Breakfast In Space

Breakfast In Space

By Mr Breakfast

Space... the final frontier... for breakfast! My five-hour mission... to seek out what astronauts eat to start their days. These are the voyages of the starship MrBreakfast.

A long time has passed since John Glenn ate the first meal in space. His spacecraft, Mercury Friendship 7, circled the earth 3 times. The year was 1962. The meal was applesauce in a tube. At the time, scientists didn't even know if people could digest food in space. As it turned out, the human appetite and digestive process weren't greatly effected by the process of space travel. Glenn polished off his applesauce tube with no problem, except for the obvious... it was applesauce in a tube. Yuck.

Although the Mercury Friendship 7 mission lasted only 4 hours and 55 minutes, one can image John Glenn's thoughts turning to idea of having a real breakfast: some scrambled eggs, a bowl of cornflakes, maybe even some grits with butter. The spacecraft must have seemed awfully small then. He didn't even have coffee.

The situation did not improve on subsequent Mercury missions... unless you consider gelatin-coated "food cubes" an improvement. The astronauts didn't and complaints about the food in space became commonplace. NASA could put men in space... but what good was a man in space without a decent breakfast in his belly. Thank God for the passage of time.

Mexican scrambled eggs, oatmeal with brown sugar, a sweet roll, orange juice and a steaming hot cup of coffee -- a dream breakfast to the pioneers of our space program. Welcome aboard the Space Shuttle Columbia.

The year is 2007.

Astronauts today have a choice of three different kinds of coffee including Hawaii's fabulous Kona coffee. Their selection of fruit rivals most neighborhood convenience stores. NASA now offers three versions of scrambled eggs. And yes John Glenn, there are now even grits in outer space.

All food items are precooked or processed to so they don't require refrigeration, and there is still a scientific aspect to most foods. Most breakfast items, including cereal with milk, have the liquid sucked out of them on earth to reduce their weight.
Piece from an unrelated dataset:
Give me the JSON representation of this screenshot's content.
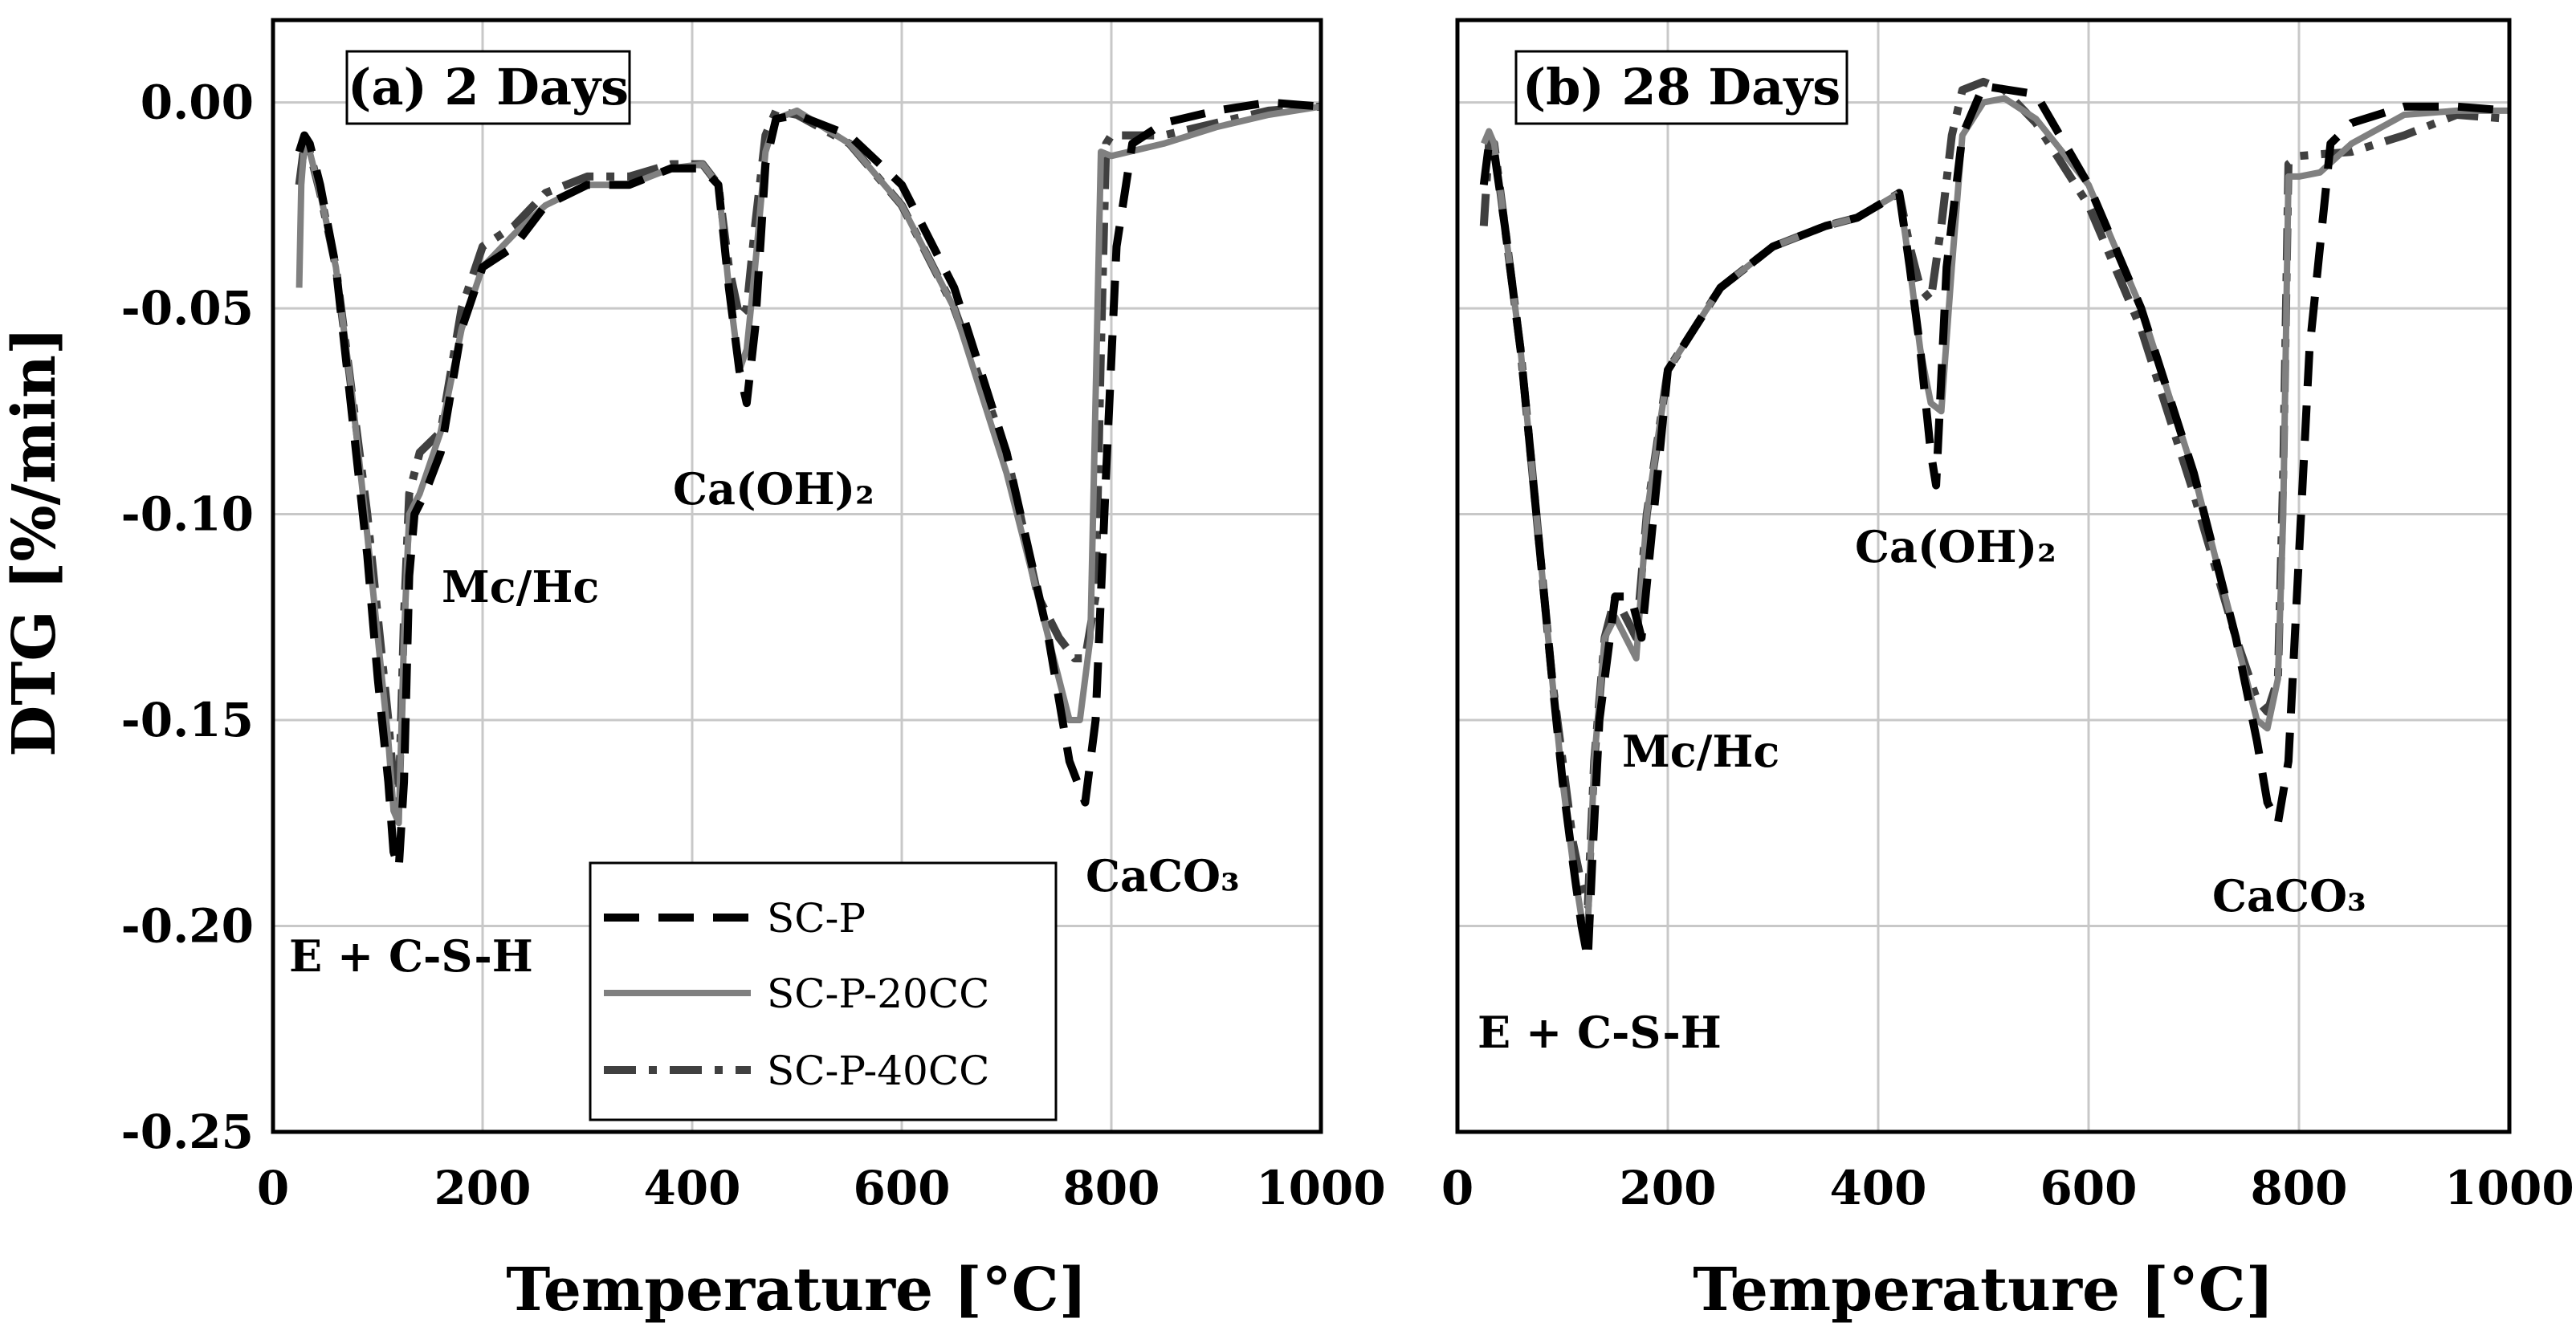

These items are referred to as "Rehydratable Foods". The shuttle's orbiter fuel cells create water from hydrogen and oxygen gases and this water is used to re-liquefy breakfast just before it's eaten.

Fruits go through a process called thermostabilization, which is just fancy-talk for heat processing to destroy microorganisms and enzymes. In essence, if you've ever boiled a potato, you've thermostabilized your own food.

There are other foods that travel in their regular earthly form. Granola bars arrive in space just as God created them... in vending machine style packaging. NASA calls these foods "Natural Form Foods".

Who decides what's for breakfast? In the end, each astronaut settles on his or her own menu. The choices they are given are based on foods approved by the Shuttle Dietitian. Interestingly, once a food item has been approved, it must still go through zero-gravity testing. A sweet breakfast roll, for example, must take a ride on the NASA Zero-Gravity KC-135 airplane to see how it reacts in micro-gravity. If it survives the flight without breaking down, it becomes a menu option.

At its core, the science of breakfast is a simple one. The most important tests are still "How did it start your day?" and "Was it tasty?" Thanks to science, trial and error, and time, a filling and delicious breakfast can now boldly go where no breakfast has gone before.